青汁ならぬ架空の健康食品「あかじる」を売って一攫千金を夢見るおバカなカップル(主演の男性は山本浩司)。父親(笹野高史さん)、母親(木野花さん)をはじめ、出演者の演技が素晴らしい。多くはプロではなく大阪芸大の学生さんだったのではないだろうか。
台詞や演技含めどうやって映画を作り込んだのかわからないが、その生き生きとした臨場感あるリアルさ(貧乏くささでもある)は、才能の固まりでしかない。おばかが言うおばかな台詞も描写も必見だが、浮気が浮気を呼んでそれがバレたシーンは、秀逸である。
ダメ男三部作と言われたこれらの作品は、脱力コメディーとかオフビートとかという表現では言い表せない新しいジャンルを確立したと思う。
ここから、山下監督の快進撃はすすむ。全作品素晴らしい。これから監督の作品がどうなっていくのかはわからないが、日本映画の希望の星のひとつである。

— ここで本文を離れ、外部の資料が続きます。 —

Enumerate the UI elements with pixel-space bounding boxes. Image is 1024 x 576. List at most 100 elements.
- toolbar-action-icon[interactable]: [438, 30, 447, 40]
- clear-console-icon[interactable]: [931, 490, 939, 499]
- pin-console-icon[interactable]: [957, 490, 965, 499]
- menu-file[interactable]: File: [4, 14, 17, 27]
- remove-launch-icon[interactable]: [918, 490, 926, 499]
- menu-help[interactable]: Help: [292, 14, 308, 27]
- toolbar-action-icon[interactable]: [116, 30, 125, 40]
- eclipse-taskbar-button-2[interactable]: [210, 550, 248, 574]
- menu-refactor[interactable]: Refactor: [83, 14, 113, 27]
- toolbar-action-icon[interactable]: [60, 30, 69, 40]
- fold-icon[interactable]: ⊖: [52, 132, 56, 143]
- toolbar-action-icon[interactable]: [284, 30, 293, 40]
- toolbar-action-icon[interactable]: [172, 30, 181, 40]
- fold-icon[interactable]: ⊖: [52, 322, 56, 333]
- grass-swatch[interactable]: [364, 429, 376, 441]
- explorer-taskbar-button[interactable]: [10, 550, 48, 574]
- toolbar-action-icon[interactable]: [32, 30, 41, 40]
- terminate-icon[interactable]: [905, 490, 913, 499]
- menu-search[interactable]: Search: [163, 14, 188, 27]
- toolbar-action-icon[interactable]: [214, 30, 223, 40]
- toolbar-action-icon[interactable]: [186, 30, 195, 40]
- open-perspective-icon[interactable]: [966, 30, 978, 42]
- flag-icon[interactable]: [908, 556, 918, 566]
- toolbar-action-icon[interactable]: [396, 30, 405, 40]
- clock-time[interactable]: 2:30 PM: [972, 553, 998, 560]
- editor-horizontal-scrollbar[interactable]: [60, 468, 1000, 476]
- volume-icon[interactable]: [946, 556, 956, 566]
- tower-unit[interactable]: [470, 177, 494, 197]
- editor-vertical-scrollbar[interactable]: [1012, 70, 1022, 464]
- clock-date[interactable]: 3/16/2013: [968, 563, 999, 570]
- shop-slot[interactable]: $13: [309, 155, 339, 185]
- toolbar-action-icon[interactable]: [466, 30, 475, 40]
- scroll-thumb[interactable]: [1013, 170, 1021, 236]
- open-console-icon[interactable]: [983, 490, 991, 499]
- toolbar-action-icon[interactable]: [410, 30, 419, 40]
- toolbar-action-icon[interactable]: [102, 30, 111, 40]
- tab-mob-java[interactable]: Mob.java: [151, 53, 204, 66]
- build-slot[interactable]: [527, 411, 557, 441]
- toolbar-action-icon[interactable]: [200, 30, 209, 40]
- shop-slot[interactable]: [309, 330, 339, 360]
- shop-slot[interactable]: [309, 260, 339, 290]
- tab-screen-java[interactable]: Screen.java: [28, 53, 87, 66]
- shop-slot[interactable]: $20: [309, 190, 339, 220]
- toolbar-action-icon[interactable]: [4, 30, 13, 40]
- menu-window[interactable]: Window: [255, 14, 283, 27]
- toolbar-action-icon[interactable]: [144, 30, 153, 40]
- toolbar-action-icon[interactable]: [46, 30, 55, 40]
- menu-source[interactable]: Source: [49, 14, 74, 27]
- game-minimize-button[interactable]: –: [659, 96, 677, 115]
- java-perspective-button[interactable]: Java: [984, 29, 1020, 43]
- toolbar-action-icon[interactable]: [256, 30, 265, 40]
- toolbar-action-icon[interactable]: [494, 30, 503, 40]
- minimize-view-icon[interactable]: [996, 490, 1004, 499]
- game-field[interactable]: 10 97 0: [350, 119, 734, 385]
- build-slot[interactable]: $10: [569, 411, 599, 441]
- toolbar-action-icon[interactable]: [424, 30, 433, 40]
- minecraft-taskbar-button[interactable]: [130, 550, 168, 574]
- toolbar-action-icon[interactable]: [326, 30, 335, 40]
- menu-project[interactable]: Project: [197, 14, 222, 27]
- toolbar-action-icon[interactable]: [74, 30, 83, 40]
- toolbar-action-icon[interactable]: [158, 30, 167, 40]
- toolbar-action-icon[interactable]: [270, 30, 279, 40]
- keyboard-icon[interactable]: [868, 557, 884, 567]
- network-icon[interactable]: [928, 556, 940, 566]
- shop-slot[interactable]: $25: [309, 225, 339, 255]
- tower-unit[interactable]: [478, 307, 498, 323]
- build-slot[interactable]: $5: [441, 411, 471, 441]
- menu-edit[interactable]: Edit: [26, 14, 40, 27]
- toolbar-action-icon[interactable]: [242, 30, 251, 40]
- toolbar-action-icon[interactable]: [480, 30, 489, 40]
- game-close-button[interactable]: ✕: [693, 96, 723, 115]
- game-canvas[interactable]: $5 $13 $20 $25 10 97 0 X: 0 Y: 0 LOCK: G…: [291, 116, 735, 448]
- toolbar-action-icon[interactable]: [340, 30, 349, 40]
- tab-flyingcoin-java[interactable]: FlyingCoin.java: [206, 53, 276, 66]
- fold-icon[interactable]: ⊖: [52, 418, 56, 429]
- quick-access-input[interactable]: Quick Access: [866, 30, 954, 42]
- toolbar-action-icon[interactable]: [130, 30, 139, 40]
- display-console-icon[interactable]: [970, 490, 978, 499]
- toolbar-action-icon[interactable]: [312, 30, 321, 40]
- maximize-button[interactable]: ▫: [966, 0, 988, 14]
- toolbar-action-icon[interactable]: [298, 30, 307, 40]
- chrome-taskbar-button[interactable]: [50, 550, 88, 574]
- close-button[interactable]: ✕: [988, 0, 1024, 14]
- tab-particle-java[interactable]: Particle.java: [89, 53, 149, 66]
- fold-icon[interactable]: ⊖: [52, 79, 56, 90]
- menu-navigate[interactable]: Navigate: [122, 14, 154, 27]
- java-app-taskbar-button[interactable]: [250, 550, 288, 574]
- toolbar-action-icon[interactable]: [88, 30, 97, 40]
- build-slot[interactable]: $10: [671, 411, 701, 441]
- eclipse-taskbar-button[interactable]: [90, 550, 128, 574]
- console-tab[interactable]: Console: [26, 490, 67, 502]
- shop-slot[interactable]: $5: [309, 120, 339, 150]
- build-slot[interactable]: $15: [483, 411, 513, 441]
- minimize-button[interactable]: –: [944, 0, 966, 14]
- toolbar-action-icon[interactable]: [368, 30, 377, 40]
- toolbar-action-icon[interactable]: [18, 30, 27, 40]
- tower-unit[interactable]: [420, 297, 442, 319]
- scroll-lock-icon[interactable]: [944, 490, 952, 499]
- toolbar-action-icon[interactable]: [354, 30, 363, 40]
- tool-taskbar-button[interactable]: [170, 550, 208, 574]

余談ではあるが、2003年、とある知り合いから「ある俳優が事務所探している」と相談があり、その俳優はその当時公開予定だった「リアリズムの宿」に主演していた。「山本浩司」とはそこからのつきあいになる。これが縁というものなのだろう。

COLUMN

真夜中から夜明けまでのワンナイトストーリー。
最終電車に乗り遅れた男(村上淳)と、川に飛び込んで死のうとした女(赤松美佐紀)が出会う。共通の友人を亡くし、やりきれない気持のまま、二人は真夜中の大阪の街を歩きだす。目的もなく、ただひたすら歩いていく。
ガソリンスタンドで出るはずのない友人へ電話をかけ、友人の昔話を語り、想い出の動物園にいく。そして二人は、自然に別々の道を歩きだす。
道に迷った男は、偶然みつけた猫の死骸を土に埋め、無我夢中で夜の街を走り抜ける女は足をケガしてしまう。そして、二人は、歩道橋の上で再会する。
さっき想いを語ることがなかった二人は、自殺した友人の事をあらためて語り合う。そして再び、それぞれの家路につく。
何もおこらない緩やかで穏やかな夜は、次第に明けていき、朝焼けとともに傷ついた二人を癒していく。

エンディング曲のフィシュマンズの「ナイトクルージング」が、この映画をせつなくもあたたかく包み込む。

初の監督作品である山本浩資氏は、いつもは映画の照明部である。
山本監督の企画に、一線で活躍している一流の映画スタッフが集まった作品である。